My physician works with two specific cryobanks (sperm banks).  So the first step was creating accounts on their websites. After checking them both out, I decided on one rather than the other based on a couple of things (cost, ID options, donor information, etc.).  Then I began to narrow it down based on physical attributes. I’ve read on several occasions that when selecting a sperm donor you should remember that this is not someone you’re dating, but someone that is going to provide the other half of genes to your child. I took a different approach however. I wanted someone who I might have dated. I wanted the physical features that I am attracted to, to be a part of my future child.  Height is a very big deal to me (I’m 5’9) and I wanted someone taller than me. I usually date guys that are around 6’2. I also tend to date men with a more athletic/slim build. Most of my dates were in the 180-200 range. So with those criteria in mind, I narrowed it down to men who were at least 6’0 and in the preferred weight range.

From there I narrowed it down based on the ID option. The ID option allows the child to contact the donor after they reach 18 should they so desire. In my research on children conceived with donor sperm, the main complaint was that they had no clue who their biological father was and would never have the chance to meet him. These children were conceived with anonymous donor sperm.  With that in mind, I decided that I want my child to be able to contact their father should they so desire.
That left me with about 80 or so donors to consider.

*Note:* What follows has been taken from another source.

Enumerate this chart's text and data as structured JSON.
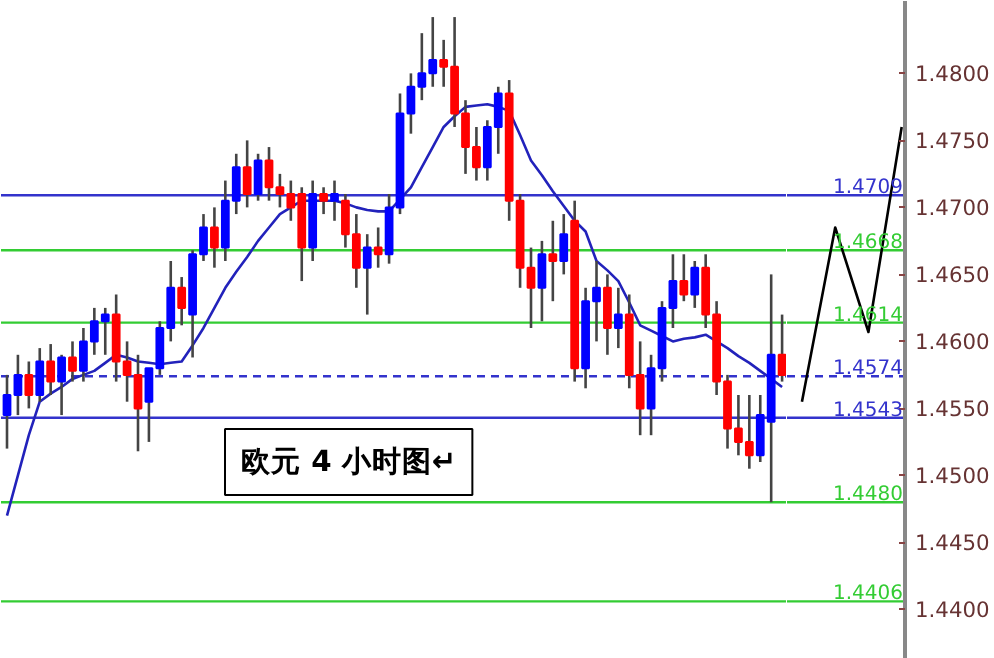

After reading the profiles, I narrowed it down to about 20 that I liked and from there it became about medical backgrounds and just the overall gut feeling that I had. Two donors in particular stood out to me. My first choice was 6’2, 180lbs, clean medical history and was described very well by the staff (personality, manners, etc). My second choice was 6’0, 185lbs, clean medical history with the exception of both paternal grandparents having passed at a relatively young age (late 60’s – early 70’s), he worked in the psychiatric field and I liked that. It made sense that he would understand a child’s desire to meet him one day. However the medical history thing really did bother me. Both of my grandparents on my maternal side are living and both in their 80’s.  On my paternal side, my grandfather passed away very young (mid 40’s) of a heart attack. However, my grandmother is still living and will be 80 this year.  So with all of that in mind, I decided to go with my first choice. I purchased his baby picture (totally adorable) and ultimately decided to purchase his adult picture. To my joyous delight, he actually looks like someone I would date; great smile and facial features. And with a BA in marketing seems to be on a good path. 

So all in all, I feel it was a great pick. A true testament to my belief of “go with your gut!”




The post above may make it seem like picking a donor was like choosing a dress for an event. Looking back at it now I realize that I didn't accurately portray the thought and consideration that went into it. It was a very tedious task for me. After all, you are choosing half of your child's makeup. But with donor conception you are limited in your decision making when it comes to personality types and such. However, from what I read in the donor's profile and what I heard of him (they have audio clips) I really felt that he was the right choice. He seems like an all-around good guy that has goals and ambitions. The staff described him as very polite and thoughtful and those things also played a role in my choosing him. All in all, it's going to be a "wait and see" situation. But I guess that's the case with all children. I've watched many a child over the years be raised to act, walk, talk, believe, a certain way and then completely walk away from all they've been taught and go in another direction entirely.